A popular social and political figure, Obama’s words elicited a resounding response on social media, signifying a virtual audience that was glued to their seats and screens.
Obama continued her address by invoking the names of George Floyd and Breonna Taylor when speaking out about racial and social justice. But she centered her thoughts on the concept of empathy, an ideal she believes is still a part of the fiber of modern American society.
“…Kids in this country are seeing what happens when we stop requiring empathy of one another. They’re looking around wondering if we’ve been lying to them this whole time about who we are and what we truly value,” she said.
“They see people shouting in grocery stores, unwilling to wear a mask to keep us all safe. They see people calling the police on folks minding their own business just because of the color of their skin,” she continued. “They see an entitlement that says only certain people belong here, that greed is good, and winning is everything because as long as you come out on top, it doesn’t matter what happens to everyone else. And they see what happens when that lack of empathy is ginned up into outright disdain.”
The former First Lady also gave reasons why she feels Biden is the better alternative to Trump after witnessing the past four years, calling Biden a “profoundly decent man” and someone who will “govern as someone who’s lived a life that the rest of us can recognize.”

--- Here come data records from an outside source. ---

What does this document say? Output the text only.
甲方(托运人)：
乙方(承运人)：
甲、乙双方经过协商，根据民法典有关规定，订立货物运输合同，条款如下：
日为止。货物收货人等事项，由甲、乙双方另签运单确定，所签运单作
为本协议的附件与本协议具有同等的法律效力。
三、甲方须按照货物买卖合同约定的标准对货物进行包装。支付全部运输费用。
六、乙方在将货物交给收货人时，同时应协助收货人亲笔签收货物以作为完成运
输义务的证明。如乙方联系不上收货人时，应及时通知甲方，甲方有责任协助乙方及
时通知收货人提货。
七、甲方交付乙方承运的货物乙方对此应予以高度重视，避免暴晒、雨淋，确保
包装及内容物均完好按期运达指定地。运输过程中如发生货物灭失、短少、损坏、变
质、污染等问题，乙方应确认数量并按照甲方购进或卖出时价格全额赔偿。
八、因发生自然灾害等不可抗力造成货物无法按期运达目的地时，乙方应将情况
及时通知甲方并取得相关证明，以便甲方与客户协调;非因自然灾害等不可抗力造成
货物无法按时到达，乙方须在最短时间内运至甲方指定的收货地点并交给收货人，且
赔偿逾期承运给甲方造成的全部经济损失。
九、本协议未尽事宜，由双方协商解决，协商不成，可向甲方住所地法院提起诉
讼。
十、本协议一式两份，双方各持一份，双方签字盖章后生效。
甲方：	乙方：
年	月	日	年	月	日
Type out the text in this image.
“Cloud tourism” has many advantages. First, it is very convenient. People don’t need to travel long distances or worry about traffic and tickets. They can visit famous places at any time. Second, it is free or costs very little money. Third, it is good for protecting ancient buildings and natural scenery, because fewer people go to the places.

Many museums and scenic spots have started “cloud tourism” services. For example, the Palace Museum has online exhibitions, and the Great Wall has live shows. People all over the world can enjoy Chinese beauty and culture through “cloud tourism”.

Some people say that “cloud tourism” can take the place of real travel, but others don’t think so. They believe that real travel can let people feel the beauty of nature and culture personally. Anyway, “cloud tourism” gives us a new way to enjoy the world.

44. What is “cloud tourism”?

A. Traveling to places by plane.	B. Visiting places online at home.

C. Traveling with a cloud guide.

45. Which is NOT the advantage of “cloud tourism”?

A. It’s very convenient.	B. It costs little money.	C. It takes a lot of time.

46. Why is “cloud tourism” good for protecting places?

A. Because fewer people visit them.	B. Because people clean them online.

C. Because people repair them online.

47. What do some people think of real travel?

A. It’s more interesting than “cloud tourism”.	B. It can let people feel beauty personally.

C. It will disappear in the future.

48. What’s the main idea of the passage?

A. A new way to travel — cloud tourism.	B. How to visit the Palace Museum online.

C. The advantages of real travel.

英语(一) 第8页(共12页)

“When he was a kid, Joe’s father lost his job. When he was a young senator, Joe lost his wife and his baby daughter. And when he was vice president, he lost his beloved son,” said Obama. “So Joe knows the anguish of sitting at a table with an empty chair, which is why he gives his time so freely to grieving parents. Joe knows what it’s like to struggle, which is why he gives his personal phone number to kids overcoming a stutter of their own.
“His life is a testament to getting back up, and he is going to channel that same grit and passion to pick us all up, to help us heal and guide us forward,” she said.